Pour Jacqueline et Jean-Michel Jacquier, que j'embrasse

      Notre société européenne est devenue post-religieuse dans la mesure où elle ne se réclame plus d’une transcendance qui la fonde. La sécularisation a en effet coïncidé avec l’avènement de la modernité comprise comme l’avènement d’un sujet pleinement autonome et une approche positiviste, purement rationnelle de tous les phénomènes de la nature et de la société. C’est presque un cliché de reconnaître que les rapports du christianisme et de la modernité ont été et sont encore des rapports d‘exclusion réciproque. 

Rappelons que dès le début du XVIII° siècle, le catholicisme s’est voulu résolument anti-moderne. La raison des Lumières évacuait l’autorité d’une révélation surnaturelle et surtout l’avènement des sociétés démocratiques contestait directement l’autorité de l’Eglise. A la suite du Syllabus de Pie IX (1864) contre les « erreurs de la modernité », le catholicisme intransigeant voulait coûte que coûte maintenir l’intégrité de la tradition chrétienne. Il a fallu attendre le concile de Vatican II pour procéder à des discernements et comprendre que la liberté de conscience ne compromettait pas fatalement les droits d’une vérité révélée et que la séparation de l’Eglise et de l’Etat, pouvait être la meilleure garantie d’une parole libre dans l’Eglise.    

Au cœur du florilège des religions du monde, le christianisme dispose d’atouts considérables.
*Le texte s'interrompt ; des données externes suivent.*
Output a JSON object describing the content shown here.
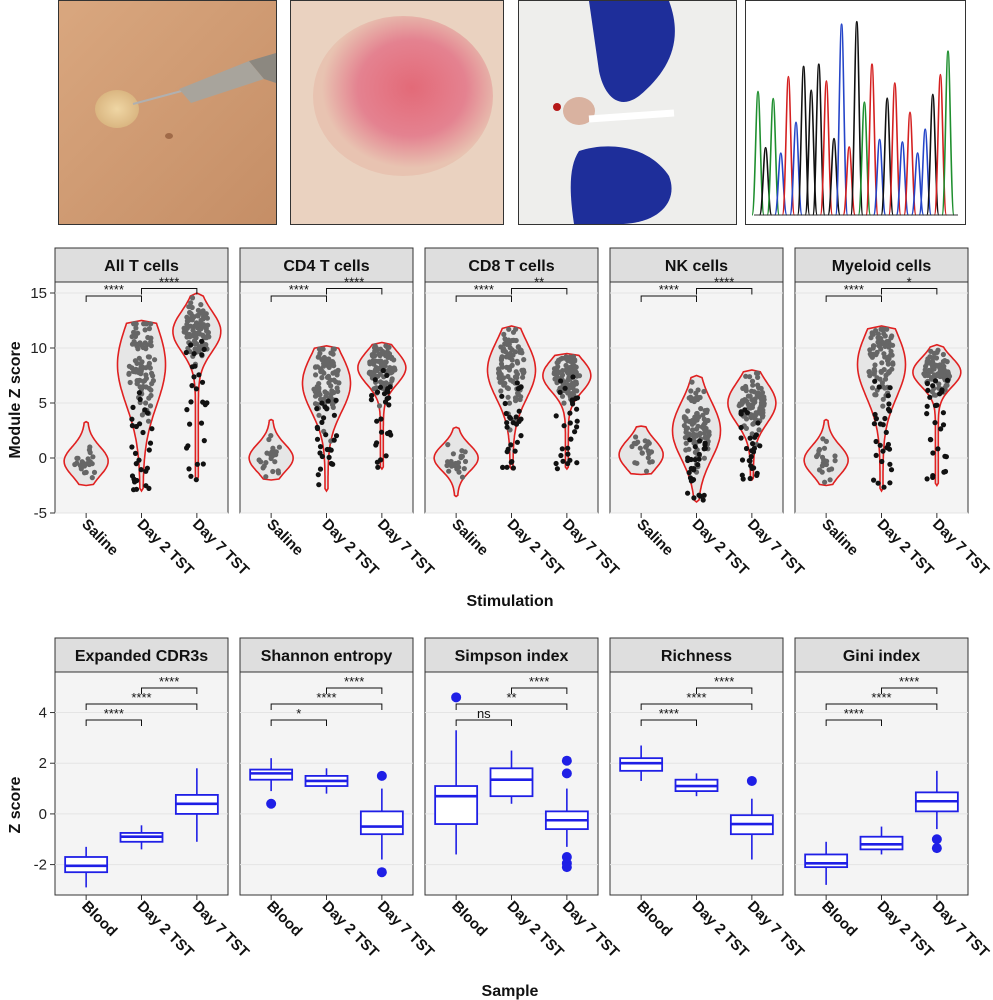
{
  "photos": [
    {
      "name": "photo-intradermal-injection",
      "label": ""
    },
    {
      "name": "photo-skin-induration",
      "label": ""
    },
    {
      "name": "photo-skin-biopsy",
      "label": ""
    },
    {
      "name": "photo-sequencing-chromatogram",
      "label": ""
    }
  ],
  "colors": {
    "violin_line": "#e02020",
    "violin_fill": "#e6e6e6",
    "point_gray": "#666666",
    "point_black": "#111111",
    "box": "#1f1fe6",
    "panel_bg": "#f4f4f4",
    "strip_bg": "#dedede"
  },
  "chart_data": [
    {
      "type": "violin",
      "ylabel": "Module Z score",
      "xlabel": "Stimulation",
      "ylim": [
        -5,
        16
      ],
      "yticks": [
        -5,
        0,
        5,
        10,
        15
      ],
      "categories": [
        "Saline",
        "Day 2 TST",
        "Day 7 TST"
      ],
      "facets": [
        {
          "title": "All T cells",
          "groups": [
            {
              "median": -0.3,
              "min": -2.5,
              "max": 3.3,
              "q1": -1.0,
              "q3": 0.8
            },
            {
              "median": 8.5,
              "min": -3.0,
              "max": 12.5,
              "q1": 5.0,
              "q3": 10.0
            },
            {
              "median": 11.5,
              "min": -2.0,
              "max": 15.0,
              "q1": 10.0,
              "q3": 12.5
            }
          ],
          "sig": [
            {
              "from": 0,
              "to": 1,
              "label": "****",
              "level": 0
            },
            {
              "from": 1,
              "to": 2,
              "label": "****",
              "level": 1
            }
          ]
        },
        {
          "title": "CD4 T cells",
          "groups": [
            {
              "median": 0.0,
              "min": -2.0,
              "max": 3.5,
              "q1": -0.7,
              "q3": 1.0
            },
            {
              "median": 6.8,
              "min": -3.0,
              "max": 10.2,
              "q1": 4.5,
              "q3": 8.0
            },
            {
              "median": 8.2,
              "min": -1.0,
              "max": 10.5,
              "q1": 7.0,
              "q3": 9.0
            }
          ],
          "sig": [
            {
              "from": 0,
              "to": 1,
              "label": "****",
              "level": 0
            },
            {
              "from": 1,
              "to": 2,
              "label": "****",
              "level": 1
            }
          ]
        },
        {
          "title": "CD8 T cells",
          "groups": [
            {
              "median": 0.0,
              "min": -3.5,
              "max": 2.8,
              "q1": -0.8,
              "q3": 0.8
            },
            {
              "median": 8.0,
              "min": -1.0,
              "max": 12.0,
              "q1": 6.0,
              "q3": 9.5
            },
            {
              "median": 7.5,
              "min": -1.0,
              "max": 9.5,
              "q1": 6.5,
              "q3": 8.5
            }
          ],
          "sig": [
            {
              "from": 0,
              "to": 1,
              "label": "****",
              "level": 0
            },
            {
              "from": 1,
              "to": 2,
              "label": "**",
              "level": 1
            }
          ]
        },
        {
          "title": "NK cells",
          "groups": [
            {
              "median": 0.3,
              "min": -1.5,
              "max": 2.9,
              "q1": -0.6,
              "q3": 1.2
            },
            {
              "median": 2.5,
              "min": -4.0,
              "max": 7.5,
              "q1": 1.0,
              "q3": 4.5
            },
            {
              "median": 5.0,
              "min": -2.0,
              "max": 8.0,
              "q1": 3.5,
              "q3": 6.0
            }
          ],
          "sig": [
            {
              "from": 0,
              "to": 1,
              "label": "****",
              "level": 0
            },
            {
              "from": 1,
              "to": 2,
              "label": "****",
              "level": 1
            }
          ]
        },
        {
          "title": "Myeloid cells",
          "groups": [
            {
              "median": -0.2,
              "min": -2.5,
              "max": 3.5,
              "q1": -1.0,
              "q3": 0.8
            },
            {
              "median": 8.5,
              "min": -3.0,
              "max": 12.0,
              "q1": 6.0,
              "q3": 10.0
            },
            {
              "median": 7.8,
              "min": -2.5,
              "max": 10.3,
              "q1": 7.0,
              "q3": 8.8
            }
          ],
          "sig": [
            {
              "from": 0,
              "to": 1,
              "label": "****",
              "level": 0
            },
            {
              "from": 1,
              "to": 2,
              "label": "*",
              "level": 1
            }
          ]
        }
      ]
    },
    {
      "type": "box",
      "ylabel": "Z score",
      "xlabel": "Sample",
      "ylim": [
        -3.2,
        5.6
      ],
      "yticks": [
        -2,
        0,
        2,
        4
      ],
      "categories": [
        "Blood",
        "Day 2 TST",
        "Day 7 TST"
      ],
      "facets": [
        {
          "title": "Expanded CDR3s",
          "groups": [
            {
              "q1": -2.3,
              "median": -2.05,
              "q3": -1.7,
              "low": -2.9,
              "high": -1.3,
              "outliers": []
            },
            {
              "q1": -1.1,
              "median": -0.9,
              "q3": -0.75,
              "low": -1.4,
              "high": -0.45,
              "outliers": []
            },
            {
              "q1": 0.0,
              "median": 0.4,
              "q3": 0.75,
              "low": -1.1,
              "high": 1.8,
              "outliers": []
            }
          ],
          "sig": [
            {
              "from": 1,
              "to": 2,
              "label": "****",
              "level": 2
            },
            {
              "from": 0,
              "to": 2,
              "label": "****",
              "level": 1
            },
            {
              "from": 0,
              "to": 1,
              "label": "****",
              "level": 0
            }
          ]
        },
        {
          "title": "Shannon entropy",
          "groups": [
            {
              "q1": 1.35,
              "median": 1.6,
              "q3": 1.75,
              "low": 0.9,
              "high": 2.2,
              "outliers": [
                0.4
              ]
            },
            {
              "q1": 1.1,
              "median": 1.3,
              "q3": 1.5,
              "low": 0.8,
              "high": 1.8,
              "outliers": []
            },
            {
              "q1": -0.8,
              "median": -0.5,
              "q3": 0.1,
              "low": -1.8,
              "high": 1.0,
              "outliers": [
                1.5,
                -2.3
              ]
            }
          ],
          "sig": [
            {
              "from": 1,
              "to": 2,
              "label": "****",
              "level": 2
            },
            {
              "from": 0,
              "to": 2,
              "label": "****",
              "level": 1
            },
            {
              "from": 0,
              "to": 1,
              "label": "*",
              "level": 0
            }
          ]
        },
        {
          "title": "Simpson index",
          "groups": [
            {
              "q1": -0.4,
              "median": 0.7,
              "q3": 1.1,
              "low": -1.6,
              "high": 3.3,
              "outliers": [
                4.6
              ]
            },
            {
              "q1": 0.7,
              "median": 1.35,
              "q3": 1.8,
              "low": 0.4,
              "high": 2.5,
              "outliers": []
            },
            {
              "q1": -0.6,
              "median": -0.25,
              "q3": 0.1,
              "low": -1.3,
              "high": 1.0,
              "outliers": [
                2.1,
                1.6,
                -1.7,
                -1.95,
                -2.1
              ]
            }
          ],
          "sig": [
            {
              "from": 1,
              "to": 2,
              "label": "****",
              "level": 2
            },
            {
              "from": 0,
              "to": 2,
              "label": "**",
              "level": 1
            },
            {
              "from": 0,
              "to": 1,
              "label": "ns",
              "level": 0
            }
          ]
        },
        {
          "title": "Richness",
          "groups": [
            {
              "q1": 1.7,
              "median": 2.0,
              "q3": 2.2,
              "low": 1.3,
              "high": 2.7,
              "outliers": []
            },
            {
              "q1": 0.9,
              "median": 1.1,
              "q3": 1.35,
              "low": 0.7,
              "high": 1.6,
              "outliers": []
            },
            {
              "q1": -0.8,
              "median": -0.4,
              "q3": -0.05,
              "low": -1.8,
              "high": 0.6,
              "outliers": [
                1.3
              ]
            }
          ],
          "sig": [
            {
              "from": 1,
              "to": 2,
              "label": "****",
              "level": 2
            },
            {
              "from": 0,
              "to": 2,
              "label": "****",
              "level": 1
            },
            {
              "from": 0,
              "to": 1,
              "label": "****",
              "level": 0
            }
          ]
        },
        {
          "title": "Gini index",
          "groups": [
            {
              "q1": -2.1,
              "median": -1.95,
              "q3": -1.6,
              "low": -2.8,
              "high": -1.1,
              "outliers": []
            },
            {
              "q1": -1.4,
              "median": -1.2,
              "q3": -0.9,
              "low": -1.6,
              "high": -0.5,
              "outliers": []
            },
            {
              "q1": 0.1,
              "median": 0.5,
              "q3": 0.85,
              "low": -0.6,
              "high": 1.7,
              "outliers": [
                -1.0,
                -1.35
              ]
            }
          ],
          "sig": [
            {
              "from": 1,
              "to": 2,
              "label": "****",
              "level": 2
            },
            {
              "from": 0,
              "to": 2,
              "label": "****",
              "level": 1
            },
            {
              "from": 0,
              "to": 1,
              "label": "****",
              "level": 0
            }
          ]
        }
      ]
    }
  ]
}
Certains auteurs comme Marcel Gauchet en France et Gianni Vatimo en Italie qui réfléchissent sur le destin historique du christianisme observent que même s’il est vrai que depuis plus de deux siècles, le christianisme est la « victime » de la modernité, il fut en fait un « vecteur de modernité » si par modernité on entend en particulier l’émergence d’un sujet libre agent de l’histoire. On peut en effet définir le christianisme comme « religion de la sortie de la religion ». Mais il s’agit alors de la religion d’une part servile à l’égard de Dieu, et d’autre part comme force de cohésion sociale. 

Une approche de la religion qui s’en tient à la description  des comportements, des mentalités, du contexte culturel, des conditionnements sociologiques, psychologiques, et économiques, laisse encore à déchiffrer le vécu irréductible et l’assignation risquée d’un sens. Aussi ne négligeons jamais la question —exigeante mais incontournable— de l’invraisemblable irruption de Dieu dans l’histoire, qui a donné sens aux hommes de foi, lesquels l’expriment par une religion. Le christianisme est en effet la religion de la sortie de la religion et ouvre sur un avenir neuf. 

Il y a finalement une réelle complicité entre le christianisme comme religion de l’Evangile et l’humain authentique. Le chrétien, et c’est l’une de ses missions d’aujourd’hui, est appelé à résister au postulat typiquement moderne selon lequel il y aurait une contradiction fatale entre Dieu et l’humain authentique, alors que la relation à l’Absolu peut être au principe d’un surcroît d’humanité pour soi-même et pour l’ouverture à autrui. Ce qui fait l’originalité du christianisme parmi les religions du monde, c’est le paradoxe de l’incarnation, l’irruption de Dieu dans l’histoire. C’est l’inauguration la plus radicale d’une alliance, d’un pacte d’amitié entre Dieu et l’homme. « Plus Dieu est grand et plus les hommes sont grands » ! a écrit Claude Geffré. Jésus dans sa réinterprétation de la religion d’Israël a mis fin à la violence du sacré, non seulement le sacré des sacrifices rituels, mais le sacré d’un Dieu encore violent, un Dieu Tout Autre qui se définit en termes de toute puissance, de perfection et d’éternité. Si le christianisme est fidèle à la  religion de Jésus, alors il est une religion d’avenir parce qu’il rejoint en tout être humain l’aspiration à se libérer de toute violence y compris la violence du sacré.

Certains interprètent le « retour du religieux » comme le choc en retour d’une modernité qui n’a pas tenu ses promesses. La situation nous invite plutôt à réviser les théories habituelles de la sécularisation. Celle-ci n’est pas nécessairement synonyme de « déréligiosisation » selon le mot de Danièle Hervieu-Leger. 

La laïcité de plus en plus sectaire de nos sociétés, le dépérissement de beaucoup d’institutions chrétiennes, la perte d’influence morale et culturelle des Eglises ne doit pas nous amener à conclure que l’homme de la modernité n’a plus le sens du sacré. L’ultra-modernité, pour parler comme certains sociologues, manifeste surtout un vaste mouvement de réenchantement du monde et de l’homme et d’un dépassement de l’opposition fatale entre la foi religieuse et la raison.